Glen também discorda de quem vê a sua profissão como uma atividade não essencial.

“Conversei sobre isso hoje com a minha mulher. As pessoas acham que festas e eventos sociais não são importantes pra saúde nem para sociedade. É um trabalho com retorno a longo prazo. O ser humano é feito pra socializar. É um trampo que tem que existir, é importante, e se esse é o difusor de uma doença viral seríssima, grave, beleza, você não pode trabalhar porque é questão de saúde. Ah, dá pra segurar a mão por um tempo? Lógico que dá, se tá todo mundo doente, fica aí, dá pra ficar um ano sem sair de casa. Mas se você não tem isso [suporte do governo], o resto vai dar bosta, é lógico”, pontua.

Inveja?

Um dos temas mais recorrentes do papo com o DJ paulista foi a questão da negatividade sentida através de pessoas invejosas, algo que ele parece ter sofrido por bastante tempo em sua vida, sobretudo, no começo da carreira.

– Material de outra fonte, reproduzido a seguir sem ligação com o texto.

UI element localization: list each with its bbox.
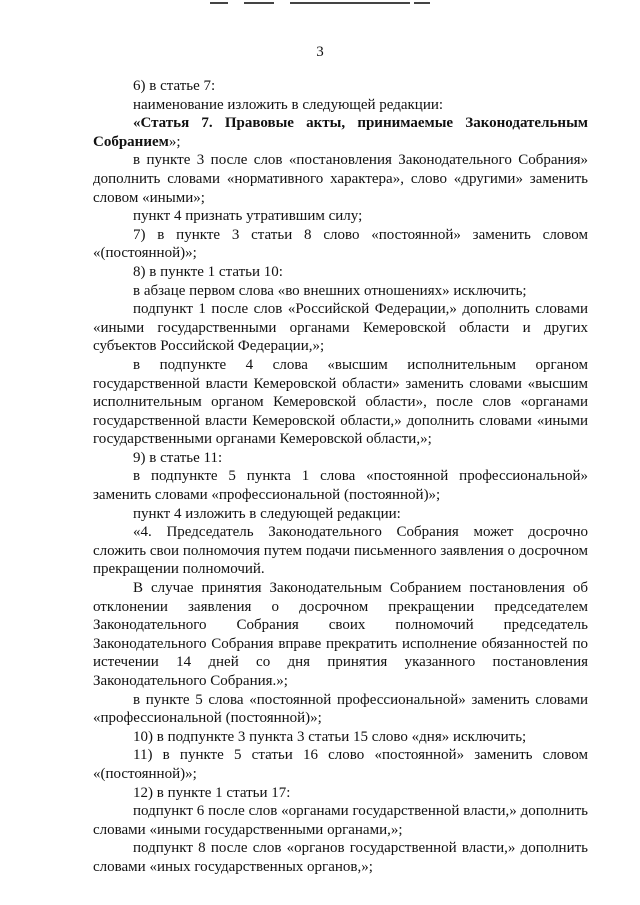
document-body: [93, 77, 588, 877]
paragraph-14: «4. Председатель Законодательного Собрания может досрочно сложить свои полномочия путем подачи письменного заявления о досрочном прекращении полномочий.: [93, 524, 588, 578]
page-number: 3: [316, 44, 324, 60]
paragraph-12: в подпункте 5 пункта 1 слова «постоянной профессиональной» заменить словами «профессиональной (постоянной)»;: [93, 468, 588, 504]
paragraph-10: в подпункте 4 слова «высшим исполнительным органом государственной власти Кемеровской области» заменить словами «высшим исполнительным органом Кемеровской области», после слов «органами государственной власти Кемеровской области,» дополнить словами «иными государственными органами Кемеровской области,»;: [93, 356, 588, 448]
paragraph-8: в абзаце первом слова «во внешних отношениях» исключить;: [133, 282, 527, 299]
paragraph-17: 10) в подпункте 3 пункта 3 статьи 15 слово «дня» исключить;: [133, 728, 527, 745]
paragraph-7: 8) в пункте 1 статьи 10:: [133, 263, 283, 280]
paragraph-13: пункт 4 изложить в следующей редакции:: [133, 505, 401, 522]
paragraph-20: подпункт 6 после слов «органами государственной власти,» дополнить словами «иными государственными органами,»;: [93, 803, 588, 838]
paragraph-21: подпункт 8 после слов «органов государственной власти,» дополнить словами «иных государственных органов,»;: [93, 840, 588, 875]
paragraph-15: В случае принятия Законодательным Собранием постановления об отклонении заявления о досрочном прекращении председателем Законодательного Собрания своих полномочий председатель Законодательного Собрания вправе прекратить исполнение обязанностей по истечении 14 дней со дня принятия указанного постановления Законодательного Собрания.»;: [93, 580, 588, 689]
paragraph-5: пункт 4 признать утратившим силу;: [133, 208, 363, 225]
paragraph-3-article-title: [93, 114, 588, 151]
paragraph-19: 12) в пункте 1 статьи 17:: [133, 784, 291, 801]
article-title-bold: «Статья 7. Правовые акты, принимаемые Законодательным Собранием: [93, 115, 588, 150]
paragraph-11: 9) в статье 11:: [133, 449, 223, 466]
paragraph-6: 7) в пункте 3 статьи 8 слово «постоянной» заменить словом «(постоянной)»;: [93, 226, 588, 262]
paragraph-16: в пункте 5 слова «постоянной профессиональной» заменить словами «профессиональной (постоянной)»;: [93, 691, 588, 727]
paragraph-4: в пункте 3 после слов «постановления Законодательного Собрания» дополнить словами «нормативного характера», слово «другими» заменить словом «иными»;: [93, 152, 588, 206]
paragraph-1: 6) в статье 7:: [133, 78, 216, 94]
paragraph-2: наименование изложить в следующей редакции:: [133, 96, 444, 113]
paragraph-9: подпункт 1 после слов «Российской Федерации,» дополнить словами «иными государственными органами Кемеровской области и других субъектов Российской Федерации,»;: [93, 301, 588, 355]
scan-top-edge-marks: [0, 0, 640, 6]
article-title-tail: »;: [168, 133, 181, 150]
paragraph-18: 11) в пункте 5 статьи 16 слово «постоянной» заменить словом «(постоянной)»;: [93, 747, 588, 782]
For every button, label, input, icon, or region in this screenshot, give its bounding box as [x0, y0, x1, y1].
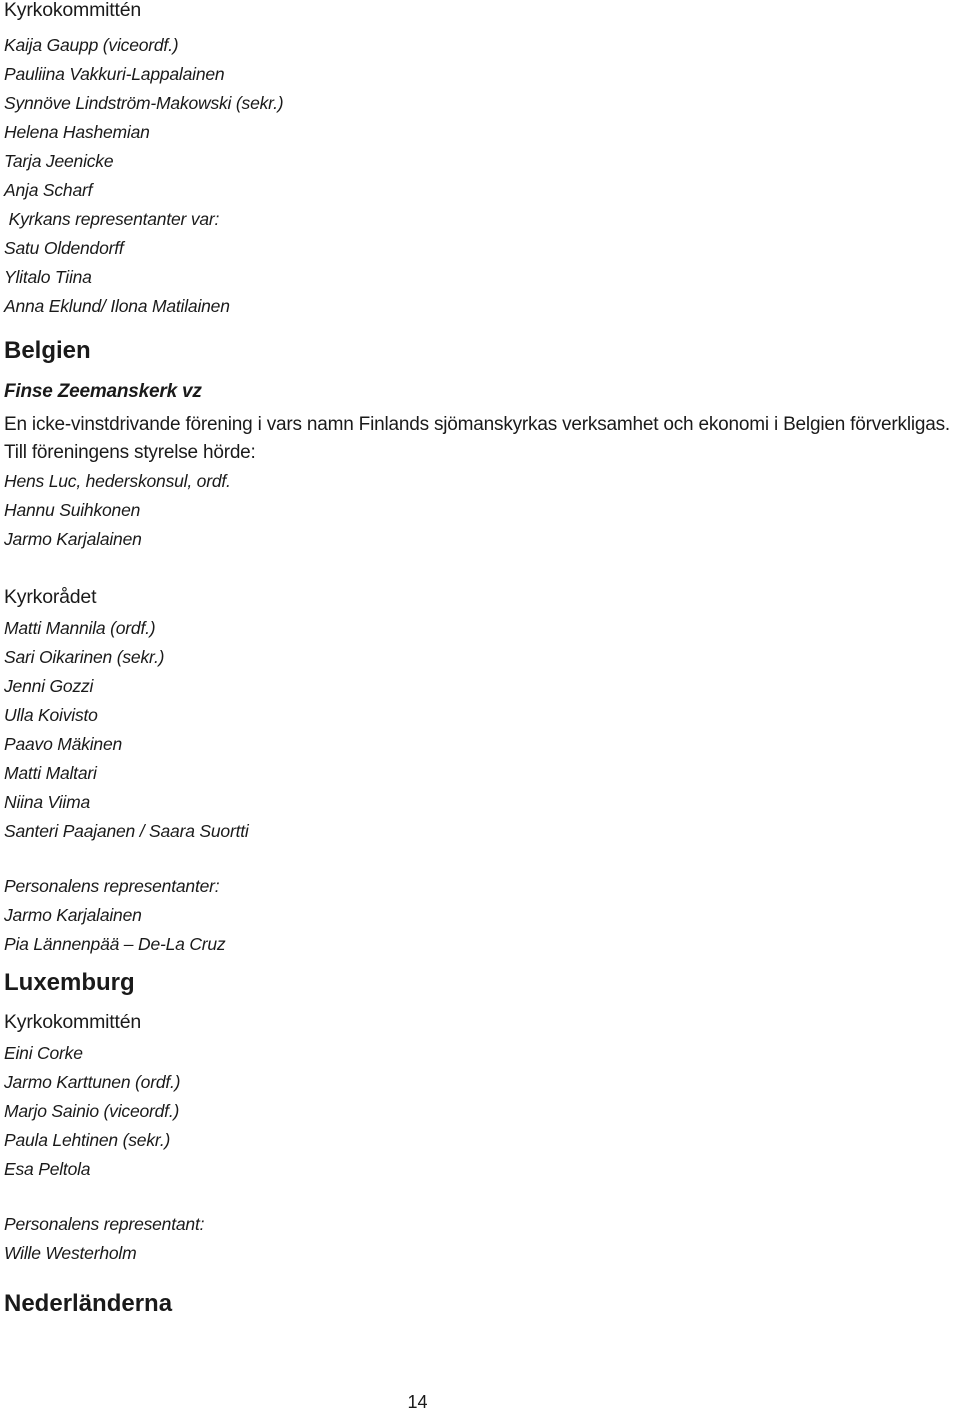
committee-member: Jarmo Karttunen (ordf.)	[4, 1072, 181, 1092]
representatives-label: Kyrkans representanter var:	[4, 209, 220, 229]
country-heading-nederlanderna: Nederländerna	[4, 1290, 173, 1317]
member-line: Helena Hashemian	[4, 122, 150, 142]
board-member: Jarmo Karjalainen	[4, 529, 142, 549]
member-line: Pauliina Vakkuri-Lappalainen	[4, 64, 225, 84]
committee-member: Paula Lehtinen (sekr.)	[4, 1130, 171, 1150]
council-member: Paavo Mäkinen	[4, 734, 123, 754]
committee-member: Marjo Sainio (viceordf.)	[4, 1101, 180, 1121]
country-heading-belgien: Belgien	[4, 337, 91, 364]
spacer	[4, 1184, 960, 1210]
council-member: Santeri Paajanen / Saara Suortti	[4, 821, 249, 841]
council-member: Matti Mannila (ordf.)	[4, 618, 156, 638]
member-line: Tarja Jeenicke	[4, 151, 114, 171]
council-member: Ulla Koivisto	[4, 705, 98, 725]
document-page	[4, 0, 960, 1326]
committee-member: Eini Corke	[4, 1043, 83, 1063]
staff-representatives-label: Personalens representanter:	[4, 876, 220, 896]
section-heading-kyrkokommitten-lux: Kyrkokommittén	[4, 1011, 141, 1033]
council-member: Matti Maltari	[4, 763, 97, 783]
member-line: Kaija Gaupp (viceordf.)	[4, 35, 179, 55]
board-member: Hannu Suihkonen	[4, 500, 141, 520]
staff-member: Wille Westerholm	[4, 1243, 137, 1263]
board-lead-text: Till föreningens styrelse hörde:	[4, 442, 256, 463]
member-line: Anja Scharf	[4, 180, 93, 200]
section-heading-kyrkoradet: Kyrkorådet	[4, 586, 97, 608]
country-heading-luxemburg: Luxemburg	[4, 969, 135, 996]
page-number: 14	[407, 1392, 428, 1412]
staff-representative-label: Personalens representant:	[4, 1214, 205, 1234]
staff-member: Pia Lännenpää – De-La Cruz	[4, 934, 226, 954]
member-line: Synnöve Lindström-Makowski (sekr.)	[4, 93, 284, 113]
council-member: Niina Viima	[4, 792, 90, 812]
council-member: Jenni Gozzi	[4, 676, 94, 696]
spacer	[4, 554, 960, 580]
organization-name: Finse Zeemanskerk vz	[4, 381, 202, 402]
member-line: Ylitalo Tiina	[4, 267, 92, 287]
organization-description: En icke-vinstdrivande förening i vars namn Finlands sjömanskyrkas verksamhet och ekonomi i Belgien förverkligas.	[4, 414, 950, 435]
member-line: Satu Oldendorff	[4, 238, 124, 258]
staff-member: Jarmo Karjalainen	[4, 905, 142, 925]
board-member: Hens Luc, hederskonsul, ordf.	[4, 471, 231, 491]
section-heading-kyrkokommitten: Kyrkokommittén	[4, 0, 141, 21]
spacer	[4, 846, 960, 872]
council-member: Sari Oikarinen (sekr.)	[4, 647, 165, 667]
committee-member: Esa Peltola	[4, 1159, 91, 1179]
member-line: Anna Eklund/ Ilona Matilainen	[4, 296, 230, 316]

“Sou DJ há 21 anos e minha vida inteira eu vejo pessoas apontando na minha cara e falando: `você é um vagabundo, por que não arruma um emprego de verdade?`. Eu tenho dois filhos, tenho mulher, minha casa. Eu estudei 20 anos pra chegar no patamar que eu tô. Por mais que hoje ninguém teria coragem de olhar para mim e falar: `vai arrumar um emprego, seu vagabundo!`, você sente que as pessoas pensam isso. Você vê que o cara tá ali feliz que você tá se fodendo. É um pensamento muito escroto”, segue Glen.

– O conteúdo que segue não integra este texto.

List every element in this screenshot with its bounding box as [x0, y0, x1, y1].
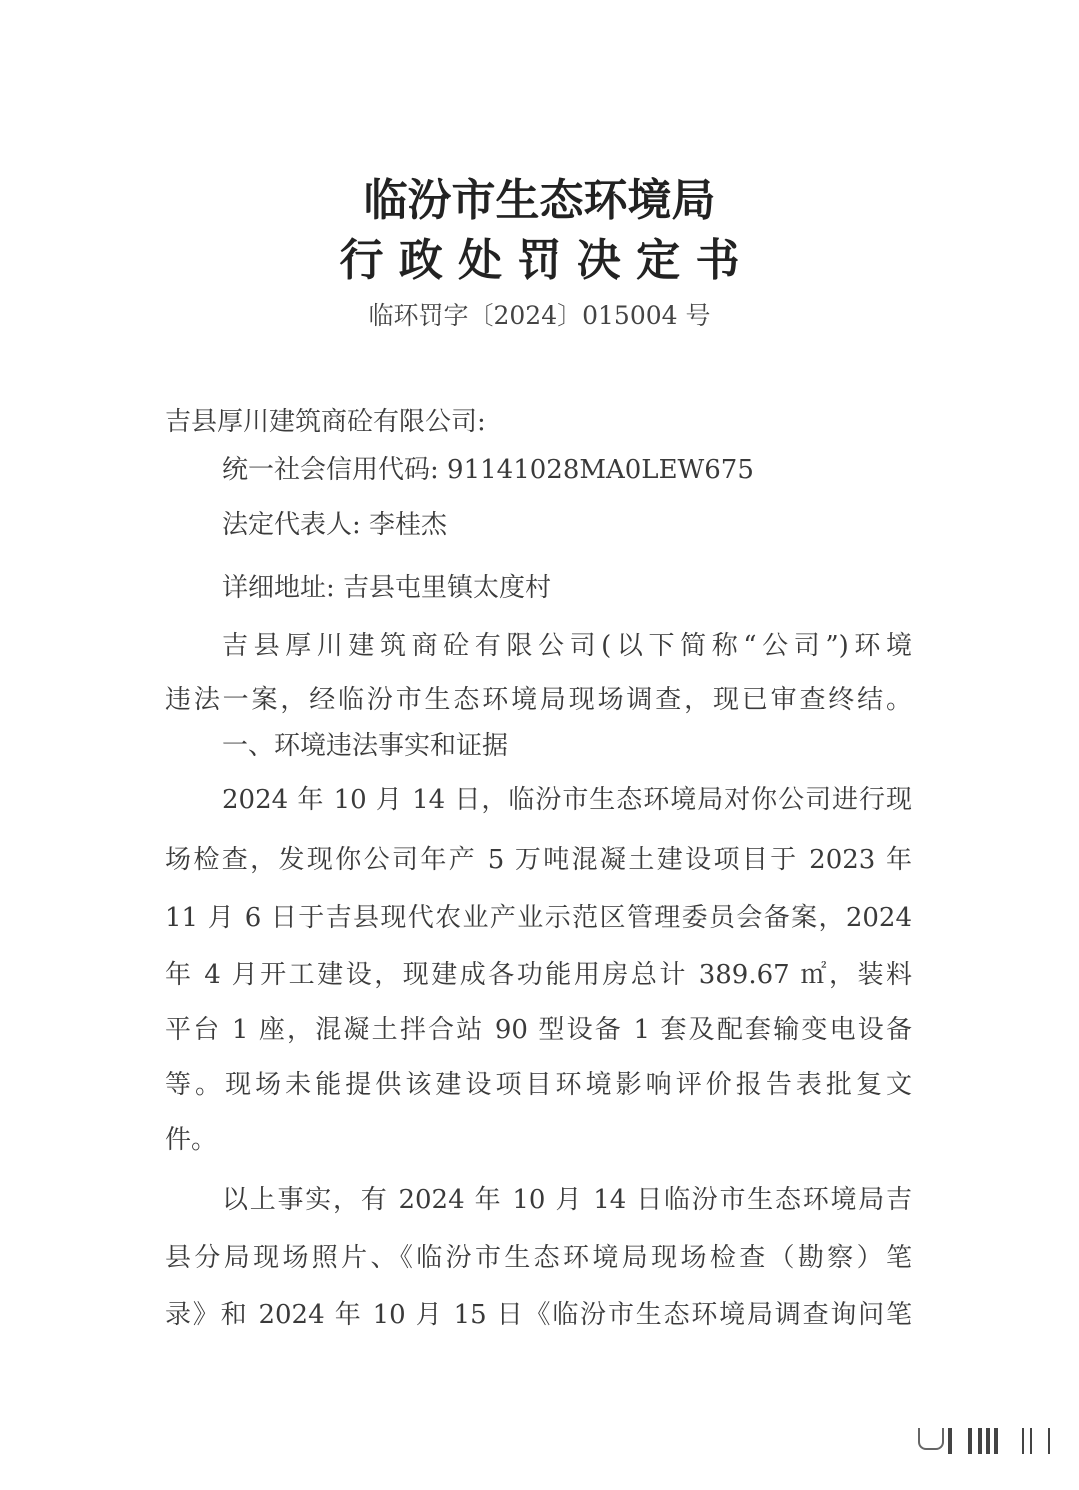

“São pessoas que queriam estar no meu lugar. As pessoas tentaram, não conseguiram, eu consegui. Então acho que isso é a base de todas essas merdas que estamos tendo na política. Quando vejo política hoje em dia, vejo essas pessoas. Parece que foderam os artistas de propósito. Não teve um apoio de nada. Já tive raiva, hoje eu entendo. As pessoas são assim, não saem da zona de conforto e é isso. Agora os artistas tão tomando no cu, sem dinheiro. Eu devia ter me preparado mais, porque eu já tô esperto que a todo momento tem alguém querendo te foder. Mesmo assim, estamos bem, e ainda tô dando risada dos outros: `ah, seu idiota, você acha que isso que vai me parar, de ser DJ, de fazer o que eu amo?`. Não vai ser, eu já sobrevivi a muitas crises, vai rodar essa, vai passar, vou voltar melhor do que entrei e vai ser do caralho”.

Luz no fim do túnel

Apesar de todos os pesares, Glen e seus familiares mais próximos sobreviveram aos dramas recentes, o que o faz ter mais esperanças para o futuro. O DJ tem planos de viajar para os Estados Unidos em uma pequena turnê e, quem sabe, até mudar-se para lá dentro de um ou dois anos, mas descarta ficar por muito tempo na gringa sozinho, por sentir falta da família. Assim, conta com o processo de vacinação no Brasil para, finalmente, a vida profissional voltar a uma normalidade.


“Vejo uma luz no fim do túnel, a não ser que venha essa terceira, quarta onda aí. Aí fodeu, vou ter que vender todas as minhas coisas. Mas se não tiver essa outra onda, outra variante que passe por cima da vacina, aí a gente tem uma data pra acabar. Aqui tá todo mundo positivo, de novo. Sabe que setembro, outubro. Pessoal da agência está feliz porque acha que vai virar o Réveillon. Você tem que olhar lá pro fim: pra chegar lá, o que eu tenho que fazer?”, conclui.